Le jardin des vertiges (2002) semble une parenthèse. Malgré l’inquiétude
Pourquoi t’éclipser
quand j’entre dans la chambre
que cherches-tu à nier
ton sexe de femme
abandonnant la ville /
à certaines rumeurs, la poète
cherche une harmonie à créer avec la
nature et végétaux et minéraux sont
convoqués pour tenter l’approche du
corps à réaliser.
En vain :
Je vois la tête
d’un mort
quand je dis père
Nouvelles épiphanies (2003) confirme, qui s’ouvre sur un lapidaire
Jour de deuil
Les cieux se sont refermés
Sur la chair de notre chair
Le vers se resserre et dit
la difficulté à trouver sa place, et
donc ses mots :
Complice de l’ombre
et du mystère
un corps en réclusion
penché sur la nuit
son travail à la bougie
implore tes mots
et à nouveau
la maison s’écroule
Chute de voyelles (2004) est bruit (grondement, rugissement, chaos,
martèlement, tempête, guerre parcourent
ces poèmes ramassés sur eux-mêmes), et
mort mais
L’échine ne peut rien
Sinon résister
Et la résistance
s’installe dans les œuvres suivantes,
pour un recommencement.
Dans Pierres sauvages
(2005), le minéral est érigé comme modèle
à suivre
Certaines pierres
renaissent
et repoussent la douleur
Plane l’ombre de
Guillevic pour la « formule », ainsi :
un muret de pierres
apprend à se tenir debout
ou
ce que pense le monde
la pierre le sait
mais se tait
Paradoxalement, c’est de
la référence au pesant de la pierre que
naît l’envie irrépressible
d’ailleurs.
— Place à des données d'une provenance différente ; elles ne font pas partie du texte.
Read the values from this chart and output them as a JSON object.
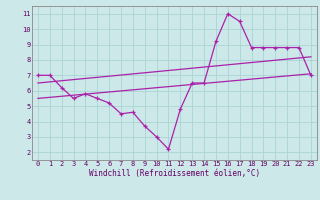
{
  "xlabel": "Windchill (Refroidissement éolien,°C)",
  "bg_color": "#cce8e8",
  "grid_color": "#aad4d4",
  "line_color": "#aa22aa",
  "xlim": [
    -0.5,
    23.5
  ],
  "ylim": [
    1.5,
    11.5
  ],
  "xticks": [
    0,
    1,
    2,
    3,
    4,
    5,
    6,
    7,
    8,
    9,
    10,
    11,
    12,
    13,
    14,
    15,
    16,
    17,
    18,
    19,
    20,
    21,
    22,
    23
  ],
  "yticks": [
    2,
    3,
    4,
    5,
    6,
    7,
    8,
    9,
    10,
    11
  ],
  "main_x": [
    0,
    1,
    2,
    3,
    4,
    5,
    6,
    7,
    8,
    9,
    10,
    11,
    12,
    13,
    14,
    15,
    16,
    17,
    18,
    19,
    20,
    21,
    22,
    23
  ],
  "main_y": [
    7.0,
    7.0,
    6.2,
    5.5,
    5.8,
    5.5,
    5.2,
    4.5,
    4.6,
    3.7,
    3.0,
    2.2,
    4.8,
    6.5,
    6.5,
    9.2,
    11.0,
    10.5,
    8.8,
    8.8,
    8.8,
    8.8,
    8.8,
    7.0
  ],
  "trend1_x": [
    0,
    23
  ],
  "trend1_y": [
    6.5,
    8.2
  ],
  "trend2_x": [
    0,
    23
  ],
  "trend2_y": [
    5.5,
    7.1
  ],
  "tick_fontsize": 5.0,
  "xlabel_fontsize": 5.5,
  "tick_color": "#660066",
  "spine_color": "#888888"
}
Voyage ou fuite ?
Voyageur debout
C’est vers loin
Que tu marches
La prose courte revient
pour ouvrir Ailleurs en soi (2006).
Le je dominant des premiers textes disparaît
peu à peu au profit, quand le vers
redevient bref, d’un nous et
d’un on auxquels la poète se mêle.
Mais l’ailleurs, même en soi, reste
difficile à saisir
S’achève la nuit
sur un deuil
que l’on tait
Mais l’ailleurs
n’est-il pas réalisé dans le bref mais
habité Passion Afrique, paru aux
éditions ficelle – V. Rougier en 2009 ?
Une terre d’accueil, enfin foulée du
pied et acceptée comme sienne par le
corps de l’autre :
La passion Afrique
tu me l’as révélée
avec ton corps dansant
Le deuil qui ne hante pas Passion
Afrique est au cœur même de Autour
de l’obscur (2007) que Louise Dupré
nous dit avoir été écrit après la mort
de l’amie poète Louise Blouin.
Ces deux derniers textes
marquent une rupture dans le processus que
s’est imposé Claudine Bertrand. Ils
l’éloignent de sa propre douleur pour
aborder d’autres rives. Mais ils
s’inscrivent aussi dans une logique, qui
est la marque d’une œuvre au sens le
plus fort du terme. Une œuvre à découvrir
au plus vite.
Jacques
Fournier
* Louise Dupré dont il
faut lire le touchant dernier ouvrage : Plus
haut que les flammes, éd. du Noroît.